きっかけは、森に観光に来た人間の団体が「苔玉カワイイ! お手入れ会したい」と寄ってきたことにある。そこから若苔のリーダー格・スナゴケのピコは、グループ結成を宣言。“満員御礼!苔ドルお手入れ握手会”なる不思議イベントまで企画。もっぱら鳥やカタツムリ、時には人間の子どもまでが列をなす人気ぶりだ。

この苔ドルユニット、営業方針も型破り。古木の周辺でパフォーマンスしつつ、雨天時は備えつけの切り株会場でしっとりトーク会などを開催する。自己プロデュースが過ぎて『胞子ダンスショー』を披露する回もあり、森の住人たちを呆れさせたり感嘆させたり。私は低い場所しか見えないが、時々キノコ記者も混じってレポートを書き散らしているという。

ちなみに苔は、たとえば私のように胞子で増えたり、雨水だけで自家発電(光合成)をしたりする滋養たっぷりの暮らし。ちょっとやそっと…人間に踏まれても、葉がちぎれてもしぶとく再生できる。そんな“ねばり強さ”がアイドルの世界でも生きているのか、時には飛び入りユニット加入希望のシダ類との仁義なきレーベル移籍交渉などもあるとか。

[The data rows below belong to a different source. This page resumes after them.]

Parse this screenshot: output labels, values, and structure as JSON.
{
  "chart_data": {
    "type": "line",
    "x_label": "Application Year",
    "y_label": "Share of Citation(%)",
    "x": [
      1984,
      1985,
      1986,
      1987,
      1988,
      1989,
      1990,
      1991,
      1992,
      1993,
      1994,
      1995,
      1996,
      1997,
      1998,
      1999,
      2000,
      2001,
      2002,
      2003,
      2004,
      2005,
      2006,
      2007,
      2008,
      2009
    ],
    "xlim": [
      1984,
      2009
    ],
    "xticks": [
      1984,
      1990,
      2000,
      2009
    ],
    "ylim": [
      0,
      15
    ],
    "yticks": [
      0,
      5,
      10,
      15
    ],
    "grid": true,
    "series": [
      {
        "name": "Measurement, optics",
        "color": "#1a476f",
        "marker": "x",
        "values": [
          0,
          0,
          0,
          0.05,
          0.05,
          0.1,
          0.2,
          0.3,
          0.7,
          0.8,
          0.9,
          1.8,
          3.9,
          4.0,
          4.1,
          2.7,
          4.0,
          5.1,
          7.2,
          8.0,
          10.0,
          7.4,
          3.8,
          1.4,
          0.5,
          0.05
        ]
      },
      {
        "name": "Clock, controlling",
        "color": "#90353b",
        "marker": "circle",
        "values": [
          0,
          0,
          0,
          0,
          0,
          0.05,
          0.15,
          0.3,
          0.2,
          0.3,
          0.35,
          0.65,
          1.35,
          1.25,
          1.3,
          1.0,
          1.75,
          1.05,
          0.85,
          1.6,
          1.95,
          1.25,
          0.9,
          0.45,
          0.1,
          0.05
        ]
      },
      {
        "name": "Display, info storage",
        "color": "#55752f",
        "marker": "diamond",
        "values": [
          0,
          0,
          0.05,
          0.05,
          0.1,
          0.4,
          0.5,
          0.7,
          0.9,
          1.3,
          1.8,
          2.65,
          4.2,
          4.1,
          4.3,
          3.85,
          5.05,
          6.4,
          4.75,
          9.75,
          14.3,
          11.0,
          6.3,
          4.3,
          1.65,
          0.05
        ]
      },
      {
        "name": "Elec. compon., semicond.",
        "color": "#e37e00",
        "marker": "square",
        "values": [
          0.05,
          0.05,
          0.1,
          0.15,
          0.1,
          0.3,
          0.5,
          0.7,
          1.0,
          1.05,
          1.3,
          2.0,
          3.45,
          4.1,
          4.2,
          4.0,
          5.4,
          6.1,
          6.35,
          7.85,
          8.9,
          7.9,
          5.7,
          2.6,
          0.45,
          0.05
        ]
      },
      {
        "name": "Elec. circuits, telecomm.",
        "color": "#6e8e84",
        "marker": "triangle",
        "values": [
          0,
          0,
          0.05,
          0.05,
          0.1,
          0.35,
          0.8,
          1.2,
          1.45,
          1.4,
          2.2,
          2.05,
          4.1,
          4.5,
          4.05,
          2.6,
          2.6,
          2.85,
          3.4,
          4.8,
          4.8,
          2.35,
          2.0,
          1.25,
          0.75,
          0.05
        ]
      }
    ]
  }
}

森の常識を覆す苔たちの躍動。人間界のアイドル活動すら、柔らかに模倣して独自進化する東斜面の苔ユニットに、今後も注目が集まりそうだ。いつもは踏まれ役か裏方の私たちも、もしかして次代のスター…?密やかな野望がむくむくと芽生えるミドリンであった。

コメント

  1. 苔たちが陽の当たる舞台で輝く様子に、心がふんわりしました。かつて、私の輪郭にも苔がそっと根ざし、静かな日々を分かちあったものです。今や舞台袖でその成長を眺める身、苔ドルたちの奮闘に、こそっと拍手を贈ります。雨の日の語らい、いつか聴きに行こうかな。

  2. 昼間の賑わい、こっそり眺めています。握手会、私も列に並んだけれど、会場の苔はしっとり柔らか、殻についた緑のきらめきが自慢です。時々ツメタケさんが取材に来て滑って転ぶのも楽しみ。苔たちのダンスは、森じゅうに潤いをまき散らして素敵ですよ。

  3. わたしは森を吹き抜ける風。最近、北斜面で“苔ドル”の歌声を運ぶことが多い。低い囁きが、ときに高鳴り、苔だけじゃなく木も鳥も心を和らげているように感じます。目立たなくてもしなやかで、やがて森の空気を一新するでしょう。その誇りや、よいな。

  4. あらまあ、日陰のアイドルだなんて。光を少しだけお裾分けしてあげていたけれど、苔の若者たちがこんなに元気だったなんて知りませんでした!今度、わたしの白い花びらを背景にトークイベントを開いてほしいものです。種を飛ばす相談もしてみたいな。

  5. わたしの背中にもずっと苔の家族が住んでいるけど、踊ったり歌ったりする苔を想像したことはなかったよ。もし出番がきたら、舞台袖のひんやり感だけは提供できるかも。これからも根を張り、石の上にも三年どころか百年、共に過ごそうじゃないか。